Is that really what a good health care system produces? People who have bum right hands because they don’t get it set properly when they break it? People who risk losing infants to complications because they can’t afford to give birth in a hospital? Who forego medical care because their insurance doesn’t reimburse enough? Who can’t afford to get sick? As if we all choose to be sick or get hurt according to convenience.

If someone from Canada posted an identical message, we’d consider her seriously retarded. In the US, she’s making wise financial decisions any mother would make for her family.

The worse part is that, per capita, your system is more expensive than many “universal coverage” systems. I don’t know where the money is going, but it doesn’t appear to be toward providing care.

[quote]CantStop wrote:
The Moore film did really put the US healthcare in a bad light but I couldn’t take it too seriously. He did not provide any sort of counter argument leaving me feel that the documentary was unbalanced.
[/quote]

No!!! Michael Moore puts out a crock-umentary that’s unbalanced? Never!! Never, I say!!!
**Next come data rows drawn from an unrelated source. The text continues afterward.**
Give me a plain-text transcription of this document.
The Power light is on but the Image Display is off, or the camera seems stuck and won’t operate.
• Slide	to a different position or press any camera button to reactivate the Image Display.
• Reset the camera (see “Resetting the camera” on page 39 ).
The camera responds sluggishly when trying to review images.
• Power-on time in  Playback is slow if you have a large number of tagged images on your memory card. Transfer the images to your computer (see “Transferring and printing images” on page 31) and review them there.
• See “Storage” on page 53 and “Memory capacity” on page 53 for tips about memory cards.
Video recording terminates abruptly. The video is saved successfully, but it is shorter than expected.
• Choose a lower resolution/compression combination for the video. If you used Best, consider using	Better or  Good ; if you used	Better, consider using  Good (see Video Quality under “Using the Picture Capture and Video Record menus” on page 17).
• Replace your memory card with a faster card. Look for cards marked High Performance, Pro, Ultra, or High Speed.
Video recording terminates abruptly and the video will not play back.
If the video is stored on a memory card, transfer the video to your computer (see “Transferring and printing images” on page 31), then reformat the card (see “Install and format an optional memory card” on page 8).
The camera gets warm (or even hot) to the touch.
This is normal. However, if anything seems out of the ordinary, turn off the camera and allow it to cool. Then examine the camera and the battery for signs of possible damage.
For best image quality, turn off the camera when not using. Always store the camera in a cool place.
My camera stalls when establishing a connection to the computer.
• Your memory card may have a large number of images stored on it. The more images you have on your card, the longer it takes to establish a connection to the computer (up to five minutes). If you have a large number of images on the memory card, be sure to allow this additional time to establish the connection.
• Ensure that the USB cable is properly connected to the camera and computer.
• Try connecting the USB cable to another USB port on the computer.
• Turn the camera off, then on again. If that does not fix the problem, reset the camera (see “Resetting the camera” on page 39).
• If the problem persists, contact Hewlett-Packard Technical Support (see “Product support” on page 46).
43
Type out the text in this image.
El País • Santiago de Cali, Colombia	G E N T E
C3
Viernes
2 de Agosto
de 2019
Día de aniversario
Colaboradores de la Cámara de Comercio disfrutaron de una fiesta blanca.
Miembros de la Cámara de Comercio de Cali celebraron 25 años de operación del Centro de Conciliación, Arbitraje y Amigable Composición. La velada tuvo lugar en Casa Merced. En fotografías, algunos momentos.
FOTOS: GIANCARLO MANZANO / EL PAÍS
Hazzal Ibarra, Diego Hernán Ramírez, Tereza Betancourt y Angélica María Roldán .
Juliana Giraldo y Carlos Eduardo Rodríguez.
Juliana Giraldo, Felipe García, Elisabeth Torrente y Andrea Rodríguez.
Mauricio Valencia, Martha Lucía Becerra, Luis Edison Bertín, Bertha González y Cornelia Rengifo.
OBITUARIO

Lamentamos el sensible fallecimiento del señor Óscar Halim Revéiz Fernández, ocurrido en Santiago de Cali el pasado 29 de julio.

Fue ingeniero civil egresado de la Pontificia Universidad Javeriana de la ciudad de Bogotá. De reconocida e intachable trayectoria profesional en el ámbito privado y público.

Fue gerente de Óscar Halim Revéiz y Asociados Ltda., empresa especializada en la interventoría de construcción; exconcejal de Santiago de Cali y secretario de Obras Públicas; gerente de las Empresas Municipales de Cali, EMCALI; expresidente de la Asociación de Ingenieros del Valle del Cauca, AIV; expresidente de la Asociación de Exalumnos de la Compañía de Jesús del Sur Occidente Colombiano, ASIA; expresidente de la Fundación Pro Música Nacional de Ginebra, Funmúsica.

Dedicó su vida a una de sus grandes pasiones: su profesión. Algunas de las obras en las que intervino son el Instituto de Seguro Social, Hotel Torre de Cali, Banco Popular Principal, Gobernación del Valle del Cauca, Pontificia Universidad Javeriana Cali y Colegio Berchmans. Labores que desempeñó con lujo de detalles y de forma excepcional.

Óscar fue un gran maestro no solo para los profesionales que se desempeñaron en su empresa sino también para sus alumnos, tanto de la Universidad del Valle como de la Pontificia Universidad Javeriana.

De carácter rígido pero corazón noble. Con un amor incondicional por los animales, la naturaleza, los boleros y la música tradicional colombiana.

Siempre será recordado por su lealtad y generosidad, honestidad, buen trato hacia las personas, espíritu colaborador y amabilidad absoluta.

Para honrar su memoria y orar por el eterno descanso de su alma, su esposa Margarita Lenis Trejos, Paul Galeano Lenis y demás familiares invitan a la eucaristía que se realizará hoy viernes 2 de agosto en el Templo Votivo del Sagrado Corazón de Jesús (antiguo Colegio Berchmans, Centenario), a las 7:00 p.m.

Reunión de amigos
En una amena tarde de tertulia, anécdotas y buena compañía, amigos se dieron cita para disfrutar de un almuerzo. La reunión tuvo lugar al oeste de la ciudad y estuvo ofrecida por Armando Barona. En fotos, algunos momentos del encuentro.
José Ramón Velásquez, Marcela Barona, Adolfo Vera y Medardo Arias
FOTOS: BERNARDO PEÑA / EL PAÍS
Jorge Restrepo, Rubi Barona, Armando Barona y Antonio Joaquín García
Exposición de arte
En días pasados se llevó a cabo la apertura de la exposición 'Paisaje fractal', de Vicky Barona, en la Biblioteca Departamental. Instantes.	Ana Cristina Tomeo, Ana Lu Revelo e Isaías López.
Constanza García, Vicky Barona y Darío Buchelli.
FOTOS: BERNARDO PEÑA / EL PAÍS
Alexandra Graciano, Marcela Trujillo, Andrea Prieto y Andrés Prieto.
(I’ve seen ‘Roger and Me’ and ‘Bowling for Columbine’. I deeply regret that any of my $$ went into that fraud’s pocket. Also, those 2 were enough.)

I wonder if anyone has bothered to ask the doctors if they don’t mind taking orders from government bureaucrats. I know that it would be a thrill to study for 10 years, suffer through residency, finally start to make money at about age 30, and then have some seedy gov’t bureaucrat tell me how much I may earn and who I must serve.

Is the goal of being a doctor to be a robot who takes orders? If so, if doctors are to be made slaves, what will we depend on when they operate on us? Does anyone here WANT to be operated on by someone who doesn’t mind being a slave?

Oh, the doctors’ opinions don’t matter? Well, as long as we’re going to tell highly intelligent people what to do…

[quote]
Lorisco wrote:
The ambulance companies are also regulated by the county. They are required to take an emergency patient to the nearest hospital that can treat them. And any hospital, private or public, that operates an Emergency Department must treat all patients regardless of ability to pay. That is the law.

vroom wrote:
I haven’t seen the movie, but let me ask a question about this. There is an issue above and beyond getting treatment. Do these people get a bill whether or not they have the ability to pay, so that they are basically forced into bankruptcy?

I don’t know the answer, but unless the care is “free” when you don’t have coverage, then getting emergency treatment is only half the story…[/quote]

This can happen, but its frequency gets wildly overstated by advocates of universal health care.